‘Responsibility.’ It was his grandfather’s voice, the kind, alcoholic man who vomited in the dawn light before shoving the rowing boat out of the boatshed, lifting Harry aboard while Harry asked why they were going to pull in the nets now when Grandad was sick. But Harry didn’t have any bloody responsibilities left to run from. Or did he? Apparently, he thought he did. He was standing here in any case. Harry felt a headache coming on and pushed the thoughts away. He did so by concentrating on simple, concrete things he understood. Like trying to interpret Røed’s facial expressions and body language as he sat answering questions. Harry tried, without listening to the answers, to decide if he thought Markus Røed was guilty or not. Sometimes it felt as though all the experience Harry had gathered throughout his life as a detective was useless, that his ability to read other people was mere illusion. While other times this — this gut feeling — was the only certainty, the only thing he could always count on. How many times had he been without physical proof or circumstantial evidence, but
‘Is he saying anything?’ a voice whispered next to Harry. It was Katrine, who had entered the semi-darkness of the room and stood between Harry and Sung-min.
‘Yes,’ Sung-min whispered. ‘Don’t know. Can’t remember. No.’
‘Right. Picking up any vibes?’
‘I’m trying,’ Harry said.
Sung-min didn’t answer.
‘Sung?’ Katrine said.
‘I might be wrong,’ Sung-min said, ‘but I think Markus Røed is a closet gay. With the emphasis on closet.’
The other two looked at him.
‘What makes you think that?’ Katrine asked.
Sung-min gave a crooked smile. ‘That would be a long lecture, but let’s just say it’s the sum of a long series of subliminal details which I notice, and you don’t. But I could be wrong of course.’
‘You’re not wrong,’ Harry said.
Now the two others looked at him.
He cleared his throat. ‘Remember I asked if you’d heard of Villa Dante?’
Katrine nodded.
‘It’s actually a club called Tuesdays, just reopened under a different name.’
‘Sounds familiar,’ she said.
‘Exclusive gay club a few years back,’ Sung-min said. ‘It was shut down when an underage boy was raped there. Then it was referred to as Studio 54, after the gay bar in New York, you know. Because it was open exactly as long, thirty-three months.’
‘Now I remember,’ Katrine said. ‘We called it the Butterfly case because the boy said the rapist was wearing a butterfly mask. But wasn’t the reason they had to close because they had waiters under eighteen serving spirits?’
‘Technically, yes,’ Sung-min said. ‘The court wasn’t willing to accept the club’s activities fell under private function, and consequently ruled they’d broken licensing laws.’

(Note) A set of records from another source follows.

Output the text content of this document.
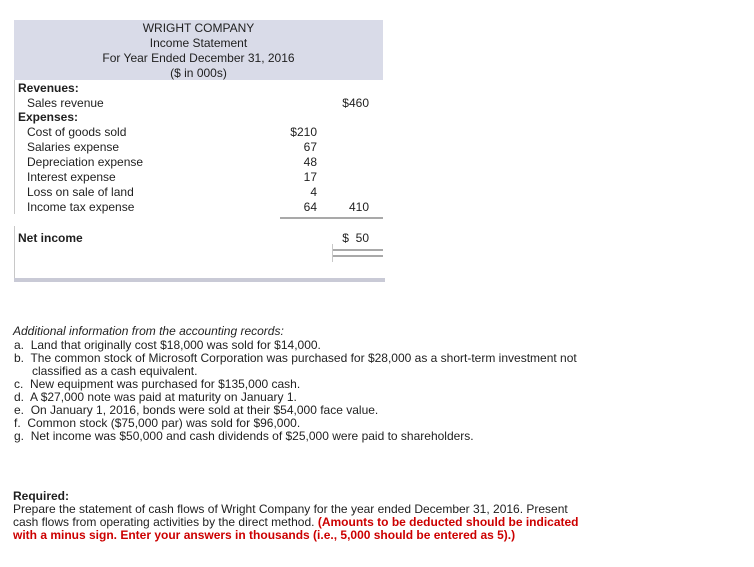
WRIGHT COMPANY
Income Statement
For Year Ended December 31, 2016
($ in 000s)
Revenues:
Sales revenue	$460
Expenses:
Cost of goods sold	$210
Salaries expense	67
Depreciation expense	48
Interest expense	17
Loss on sale of land	4
Income tax expense	64	410
Net income	$  50
Additional information from the accounting records:
a. Land that originally cost $18,000 was sold for $14,000.
b. The common stock of Microsoft Corporation was purchased for $28,000 as a short-term investment not
classified as a cash equivalent.
c. New equipment was purchased for $135,000 cash.
d. A $27,000 note was paid at maturity on January 1.
e. On January 1, 2016, bonds were sold at their $54,000 face value.
f. Common stock ($75,000 par) was sold for $96,000.
g. Net income was $50,000 and cash dividends of $25,000 were paid to shareholders.
Required:
Prepare the statement of cash flows of Wright Company for the year ended December 31, 2016. Present
cash flows from operating activities by the direct method. (Amounts to be deducted should be indicated
with a minus sign. Enter your answers in thousands (i.e., 5,000 should be entered as 5).)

‘I’ve reason to believe that Markus Røed frequented Villa Dante,’ Harry said. ‘I found a membership card and a cat mask in the pockets of this suit. Which is his.’
Sung-min raised an eyebrow. ‘You’re... eh, wearing his suit?’

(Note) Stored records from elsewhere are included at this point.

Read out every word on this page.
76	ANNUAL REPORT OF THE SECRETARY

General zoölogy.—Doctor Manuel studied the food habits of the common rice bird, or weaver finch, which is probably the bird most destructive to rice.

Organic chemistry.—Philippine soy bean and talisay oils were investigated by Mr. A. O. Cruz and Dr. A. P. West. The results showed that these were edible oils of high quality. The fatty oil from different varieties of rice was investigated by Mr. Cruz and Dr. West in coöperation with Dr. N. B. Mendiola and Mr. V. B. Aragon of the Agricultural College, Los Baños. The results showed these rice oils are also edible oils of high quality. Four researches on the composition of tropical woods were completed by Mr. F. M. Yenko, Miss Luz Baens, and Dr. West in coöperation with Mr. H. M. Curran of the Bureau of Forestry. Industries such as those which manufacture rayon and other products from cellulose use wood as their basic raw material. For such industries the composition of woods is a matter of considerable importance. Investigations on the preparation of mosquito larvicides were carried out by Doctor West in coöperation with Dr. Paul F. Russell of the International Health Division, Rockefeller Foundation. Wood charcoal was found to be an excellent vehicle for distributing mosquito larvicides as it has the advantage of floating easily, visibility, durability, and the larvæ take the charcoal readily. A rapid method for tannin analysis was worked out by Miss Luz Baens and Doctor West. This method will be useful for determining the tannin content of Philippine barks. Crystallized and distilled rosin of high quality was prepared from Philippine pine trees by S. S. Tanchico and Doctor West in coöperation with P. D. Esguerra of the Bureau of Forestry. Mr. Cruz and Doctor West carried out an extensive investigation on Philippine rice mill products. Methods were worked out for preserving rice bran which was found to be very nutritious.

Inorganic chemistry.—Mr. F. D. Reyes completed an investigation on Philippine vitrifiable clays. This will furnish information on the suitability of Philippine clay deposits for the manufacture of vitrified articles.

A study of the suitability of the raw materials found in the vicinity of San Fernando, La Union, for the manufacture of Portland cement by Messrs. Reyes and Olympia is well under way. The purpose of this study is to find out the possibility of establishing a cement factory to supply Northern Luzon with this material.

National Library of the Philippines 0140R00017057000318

‘What are you getting at, Harry?’ Katrine’s voice was sharp, her stare hard.
Harry took a deep breath. He could still let it lie.
‘It seems Villa Dante has continued to hold the club nights on Tuesdays. If Røed is as anxious to stay in the closet as you believe, he may have an alibi for the nights Susanne and Bertine were killed, just not the alibi he’s given us.’
‘What you’re saying,’ Katrine said slowly, while Harry felt as though her eyes were drilling into his head, ‘is that we have arrested a man with a better alibi than that he was with his wife. That he was at a gay club. But doesn’t want anybody to know that?’
‘I’m just saying it’s a possibility.’
‘You’re saying it’s possible Røed would rather risk prison than have his sexual orientation revealed?’ Her voice was monotone but quivered with something Harry could guess at. Sheer unadulterated anger.
Harry looked at Sung-min, who nodded.
‘I’ve met men who would sooner be dead than be outed,’ Sung-min said. ‘We might believe things have moved forward for all in that regard, but unfortunately that’s not the case. The shame, self-loathing, condemnation, it’s not a thing of the past. Especially for those of Røed’s generation.’